Although the decision of the BGH is to be rejected in all essential respects, it nevertheless exists for the time being. It remains to be seen whether the lower courts will follow the BGH or orient themselves towards the ECJ. The lower courts are not legally bound by the BGH’s judgement. For example, the District Court Bremen has already taken a position against the loss of control doctrine of the BGH in a case involving undisputed darknet publication, stating that the claimant merely asserted loss of control without explaining what this loss of control consisted of. Even if loss of control existed, it had not been demonstrated how this caused damage, and the claimant’s email address had already appeared multiple times on “Have I Been Pwned”. It was not presented in a comprehensible manner that the alleged spam emails were attributable to the defendant’s incident.

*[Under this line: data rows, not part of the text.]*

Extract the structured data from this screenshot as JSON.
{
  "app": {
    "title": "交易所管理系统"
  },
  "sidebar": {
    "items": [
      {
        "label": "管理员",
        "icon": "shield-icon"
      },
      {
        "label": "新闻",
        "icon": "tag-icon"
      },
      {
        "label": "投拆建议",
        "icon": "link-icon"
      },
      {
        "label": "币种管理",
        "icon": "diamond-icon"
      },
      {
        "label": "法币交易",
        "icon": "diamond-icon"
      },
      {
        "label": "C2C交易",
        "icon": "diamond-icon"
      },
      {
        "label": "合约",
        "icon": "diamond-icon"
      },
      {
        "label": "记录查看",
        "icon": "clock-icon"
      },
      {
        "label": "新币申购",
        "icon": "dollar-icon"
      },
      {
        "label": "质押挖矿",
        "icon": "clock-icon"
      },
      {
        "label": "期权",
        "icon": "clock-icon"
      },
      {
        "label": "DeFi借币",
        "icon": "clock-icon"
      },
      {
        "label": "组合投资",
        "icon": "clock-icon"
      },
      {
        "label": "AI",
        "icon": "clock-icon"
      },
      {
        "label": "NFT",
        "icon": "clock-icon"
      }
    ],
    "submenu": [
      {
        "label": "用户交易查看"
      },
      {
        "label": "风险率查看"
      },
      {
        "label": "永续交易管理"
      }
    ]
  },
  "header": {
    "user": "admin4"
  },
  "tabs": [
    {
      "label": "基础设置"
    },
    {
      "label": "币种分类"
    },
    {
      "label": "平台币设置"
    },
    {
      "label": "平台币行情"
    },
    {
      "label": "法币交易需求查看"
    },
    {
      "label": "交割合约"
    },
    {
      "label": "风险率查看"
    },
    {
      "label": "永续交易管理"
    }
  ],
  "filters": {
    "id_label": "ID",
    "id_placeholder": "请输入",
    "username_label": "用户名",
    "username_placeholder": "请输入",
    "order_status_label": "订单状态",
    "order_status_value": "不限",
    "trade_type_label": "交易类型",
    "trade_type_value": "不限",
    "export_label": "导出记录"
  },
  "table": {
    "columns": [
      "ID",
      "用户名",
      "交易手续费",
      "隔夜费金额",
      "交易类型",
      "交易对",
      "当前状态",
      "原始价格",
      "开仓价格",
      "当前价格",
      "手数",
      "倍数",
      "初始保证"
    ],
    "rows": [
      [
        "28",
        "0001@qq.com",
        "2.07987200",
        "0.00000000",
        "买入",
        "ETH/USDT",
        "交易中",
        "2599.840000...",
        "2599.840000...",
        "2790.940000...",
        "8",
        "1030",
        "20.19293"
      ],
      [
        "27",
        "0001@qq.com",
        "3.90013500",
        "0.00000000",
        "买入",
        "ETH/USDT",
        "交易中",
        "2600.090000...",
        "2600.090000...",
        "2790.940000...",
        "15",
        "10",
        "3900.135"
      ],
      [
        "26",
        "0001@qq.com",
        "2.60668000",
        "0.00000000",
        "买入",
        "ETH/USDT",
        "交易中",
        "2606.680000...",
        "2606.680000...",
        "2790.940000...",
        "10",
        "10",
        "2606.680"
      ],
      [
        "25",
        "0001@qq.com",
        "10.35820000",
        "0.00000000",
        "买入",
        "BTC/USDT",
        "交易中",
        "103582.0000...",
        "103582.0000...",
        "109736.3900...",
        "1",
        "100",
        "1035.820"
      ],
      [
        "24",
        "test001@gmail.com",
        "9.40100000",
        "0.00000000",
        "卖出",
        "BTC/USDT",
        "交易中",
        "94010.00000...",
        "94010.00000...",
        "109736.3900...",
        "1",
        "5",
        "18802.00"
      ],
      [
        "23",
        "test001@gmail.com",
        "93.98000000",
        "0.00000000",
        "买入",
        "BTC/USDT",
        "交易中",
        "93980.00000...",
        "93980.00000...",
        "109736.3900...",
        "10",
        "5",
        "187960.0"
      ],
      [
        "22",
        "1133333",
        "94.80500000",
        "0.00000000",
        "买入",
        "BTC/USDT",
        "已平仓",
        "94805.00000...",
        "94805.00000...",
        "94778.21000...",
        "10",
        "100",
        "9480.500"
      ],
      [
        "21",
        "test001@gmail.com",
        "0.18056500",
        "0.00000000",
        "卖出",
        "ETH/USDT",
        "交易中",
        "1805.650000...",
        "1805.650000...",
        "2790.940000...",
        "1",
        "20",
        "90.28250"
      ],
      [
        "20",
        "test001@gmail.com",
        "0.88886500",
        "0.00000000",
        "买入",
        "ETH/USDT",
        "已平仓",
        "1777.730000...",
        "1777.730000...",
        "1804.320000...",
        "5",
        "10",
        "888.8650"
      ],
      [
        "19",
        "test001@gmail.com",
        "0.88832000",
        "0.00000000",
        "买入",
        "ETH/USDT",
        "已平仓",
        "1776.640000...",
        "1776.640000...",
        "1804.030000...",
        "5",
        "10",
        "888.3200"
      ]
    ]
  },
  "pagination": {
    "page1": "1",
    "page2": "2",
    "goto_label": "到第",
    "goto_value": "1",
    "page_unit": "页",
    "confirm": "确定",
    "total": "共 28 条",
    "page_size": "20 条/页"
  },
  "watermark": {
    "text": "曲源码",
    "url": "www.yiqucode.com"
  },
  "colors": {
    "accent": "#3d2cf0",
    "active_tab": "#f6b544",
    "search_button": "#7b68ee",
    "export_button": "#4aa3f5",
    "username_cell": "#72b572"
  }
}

If the BGH’s view prevails, the defence possibilities of controllers and processors in cases of internal or external cyberattacks with subsequent darknet publication would be severely limited. The only remaining argument would be to show that a “personal data breach” in terms of Article 4(12) GDPR does not automatically constitute a GDPR infringement. Although the data subject bears the burden of proof for the existence of a GDPR infringement (ECJ, judgment of 4 September 2025 – C‑655/23, cit. 56), the controller or processor must present evidence regarding the appropriateness of the technical and organisational measures implemented under Article 32 GDPR. If this fails, the discussion will focus only on the amount of damages. It is to be hoped that the ECJ will decide the “Erser” case (C‑273/25) soon, thereby eliminating the legal uncertainty regarding the mere loss of control as non‑material damage. The questions of whether every misuse of data by third parties constitutes damage attributable to the controller or processor and how previous data breaches affect the assessment are also likely to come before the ECJ sooner or later.

The decision emphasises that controllers should always obtain written confirmation from processors after the termination of cooperation that all data copies have been deleted. Additional evidence of the actual deletion should be requested and verified. In general, security measures must be documented and reviewed regularly so that, even in the event of a successful cyberattack, it can be shown that they were appropriate from an ex ante perspective (i.e. prior to the breach, rather than after the lessons have been learned).